The English language is a play with a cast of thousands,
every word an actor. Tonight the play stars Loving Kindness,
the actor Love upstages Affection and Lust.
How different the actor Silence at the Old Vic
from Tartuffe’s Tranquille at the Odéon.
Dame Maybe mouths the actor Perhaps behind the scrim.
In the play Watchman, he or she waits 7 years
for the return of a Greek or Latin word,
still useful in 5th Act English death scenes.
I weep when a friend and my dogs die,
not at the death of Hamlet.
The word History is a ham.
English performs Forever slapstick that leads
to Saxon and Norman morality plays
staged on a wagon pulled by oxen—
the faithful in brick and blue stone churches
listen to choirs, Georgian chants and madrigals.
I salute Guido D’Arezzo,
who invented musical notation
because singers failed to remember Gregorian chants,
a new technique for teaching ut-re-me-fa-so-la,
a mnemonic. May Apollo bless Guido D’Arezzo
who gave humanity a universal language.
Shankar’s sitar understands English and French horns,
Louis Armstrong trumpets and sings: every note
is full of suffering and joy, Black and Blue.
The actor Dream, embraces the actresses
Past, Moment, and Future. In the pit, standees
see Dream and his ladies as synonyms.
The actresses Dame Pardon and Cough kiss and dream in tongues.
Dream, in an aside, says, “The cast of words swallows
rhyme and meter, little fish swallow big fish.
Nothing has come to Something,
you remember Nothing will come of Nothing.”
* * *
English will live when the universe is a galaxy
of dead volcanoes and black holes.
The last words spoken
trippingly on the tongue by a player,
will most likely have to do with trade,
like Socrates’ “We owe a cock to Asclepius.”
I owe the Gods everything.
What did the wise illiterate do?
He drew pictures in warm sand, he noticed poets
were bricklayers who built a castle in Santes Creus,
signed each brick. Time flies like a hummingbird,
stands still as a mountain.
397 BC, the city-state of Athens
lost 1/3 of its beauty loving male citizens
at the Battle of Syracuse on land and sea—
those not spiked were drowned, enslaved.
Athenians, all with geometry and philosophy,
were chained together to work in marble quarries,
often they were dragged into the theater
to stand in the chorus without rehearsal,
it was given they would know by heart
the plays of Euripides to the end.
The Chinese still brush metaphors:
a giant turtle holds on its back the revolving world.
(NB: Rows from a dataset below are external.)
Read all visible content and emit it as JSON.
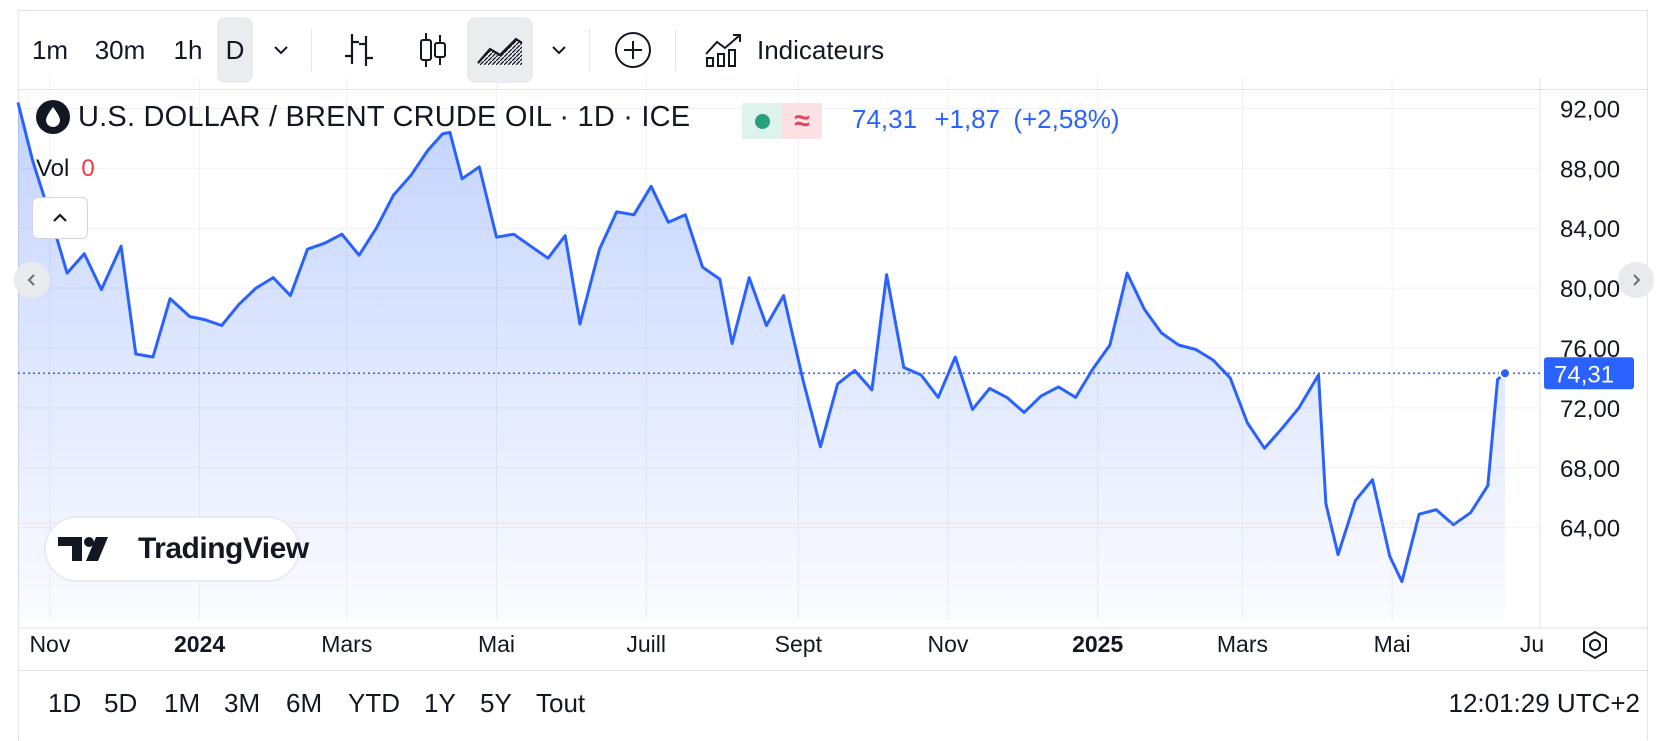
{
  "toolbar": {
    "intervals": [
      "1m",
      "30m",
      "1h",
      "D"
    ],
    "indicators_label": "Indicateurs"
  },
  "symbol": {
    "title": "U.S. DOLLAR / BRENT CRUDE OIL · 1D · ICE",
    "price": "74,31",
    "change": "+1,87",
    "change_pct": "(+2,58%)",
    "vol_label": "Vol",
    "vol_value": "0",
    "last_price_label": "74,31"
  },
  "logo_text": "TradingView",
  "ranges": [
    "1D",
    "5D",
    "1M",
    "3M",
    "6M",
    "YTD",
    "1Y",
    "5Y",
    "Tout"
  ],
  "clock": "12:01:29 UTC+2",
  "colors": {
    "line": "#2962ff",
    "badge": "#2962ff",
    "up": "#26a17b",
    "down": "#f23645"
  },
  "chart_data": {
    "type": "area",
    "series": [
      {
        "x": [
          "2023-10-19",
          "2023-10-25",
          "2023-11-01",
          "2023-11-08",
          "2023-11-15",
          "2023-11-22",
          "2023-11-30",
          "2023-12-06",
          "2023-12-13",
          "2023-12-20",
          "2023-12-28",
          "2024-01-03",
          "2024-01-10",
          "2024-01-17",
          "2024-01-24",
          "2024-01-31",
          "2024-02-07",
          "2024-02-14",
          "2024-02-21",
          "2024-02-28",
          "2024-03-06",
          "2024-03-13",
          "2024-03-20",
          "2024-03-27",
          "2024-04-03",
          "2024-04-09",
          "2024-04-12",
          "2024-04-17",
          "2024-04-24",
          "2024-05-01",
          "2024-05-08",
          "2024-05-15",
          "2024-05-22",
          "2024-05-29",
          "2024-06-04",
          "2024-06-12",
          "2024-06-19",
          "2024-06-26",
          "2024-07-03",
          "2024-07-10",
          "2024-07-17",
          "2024-07-24",
          "2024-07-31",
          "2024-08-05",
          "2024-08-12",
          "2024-08-19",
          "2024-08-26",
          "2024-09-03",
          "2024-09-10",
          "2024-09-17",
          "2024-09-24",
          "2024-10-01",
          "2024-10-07",
          "2024-10-14",
          "2024-10-21",
          "2024-10-28",
          "2024-11-04",
          "2024-11-11",
          "2024-11-18",
          "2024-11-25",
          "2024-12-02",
          "2024-12-09",
          "2024-12-16",
          "2024-12-23",
          "2024-12-30",
          "2025-01-06",
          "2025-01-13",
          "2025-01-20",
          "2025-01-27",
          "2025-02-03",
          "2025-02-10",
          "2025-02-17",
          "2025-02-24",
          "2025-03-03",
          "2025-03-10",
          "2025-03-17",
          "2025-03-24",
          "2025-04-01",
          "2025-04-04",
          "2025-04-09",
          "2025-04-16",
          "2025-04-23",
          "2025-04-30",
          "2025-05-05",
          "2025-05-12",
          "2025-05-19",
          "2025-05-26",
          "2025-06-02",
          "2025-06-09",
          "2025-06-13",
          "2025-06-16"
        ],
        "values": [
          92.4,
          88.5,
          84.9,
          81.0,
          82.3,
          79.9,
          82.8,
          75.6,
          75.4,
          79.3,
          78.1,
          77.9,
          77.5,
          78.9,
          80.0,
          80.7,
          79.5,
          82.6,
          83.0,
          83.6,
          82.2,
          84.0,
          86.2,
          87.5,
          89.2,
          90.3,
          90.4,
          87.3,
          88.1,
          83.4,
          83.6,
          82.8,
          82.0,
          83.5,
          77.6,
          82.6,
          85.1,
          84.9,
          86.8,
          84.4,
          84.9,
          81.4,
          80.6,
          76.3,
          80.7,
          77.5,
          79.5,
          73.8,
          69.4,
          73.6,
          74.5,
          73.2,
          80.9,
          74.7,
          74.2,
          72.7,
          75.4,
          71.9,
          73.3,
          72.7,
          71.7,
          72.8,
          73.4,
          72.7,
          74.6,
          76.2,
          81.0,
          78.6,
          77.0,
          76.2,
          75.9,
          75.2,
          74.0,
          71.0,
          69.3,
          70.6,
          72.0,
          74.2,
          65.6,
          62.2,
          65.8,
          67.2,
          62.1,
          60.4,
          64.9,
          65.2,
          64.2,
          65.0,
          66.8,
          73.9,
          74.31
        ]
      }
    ],
    "ylim": [
      58.5,
      93.5
    ],
    "yticks": [
      "92,00",
      "88,00",
      "84,00",
      "80,00",
      "76,00",
      "72,00",
      "68,00",
      "64,00"
    ],
    "xticks": [
      "Nov",
      "2024",
      "Mars",
      "Mai",
      "Juill",
      "Sept",
      "Nov",
      "2025",
      "Mars",
      "Mai",
      "Ju"
    ],
    "grid": true,
    "last_value": 74.31
  }
}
Turtles and the phoenix command:
Change your metaphor!
An apple orchard is an epic theater,
a play against war and bargaining too much,
too long for the life of your son,
while The Cherry Orchard, far from Moscow,
tells the story of a rural society changing.
Before the last curtain, the audience hears
malcontented peasants cutting down trees.
Chekov presents the problem without solution,
he notes in his diaries: “My plays are comedies.”
I cheer for English—comedy, tragedy, pastoral,
spoken by puppets or fingering shadows on walls
around the world. A beautiful woman says,
“Meet me backstage in my dressing room.
But if you see the play only on your cell phone,
throw that smart phone into the Thames.”
A change of scene: Sir River Mud and Lady Gwendomere
perform The Drowned Book.
Then a surrealist Nativity: after a cold coming,
the Magi bring the Christ child a two-volume OED,
a miracle before there was English.
In the stable, a donkey, a Jew, eats words,
the cow of Christianity moos the Beatitudes,
the Book of Psalms holds up the sagging walls,
the leaking roof. Life is not a dream, it’s a play.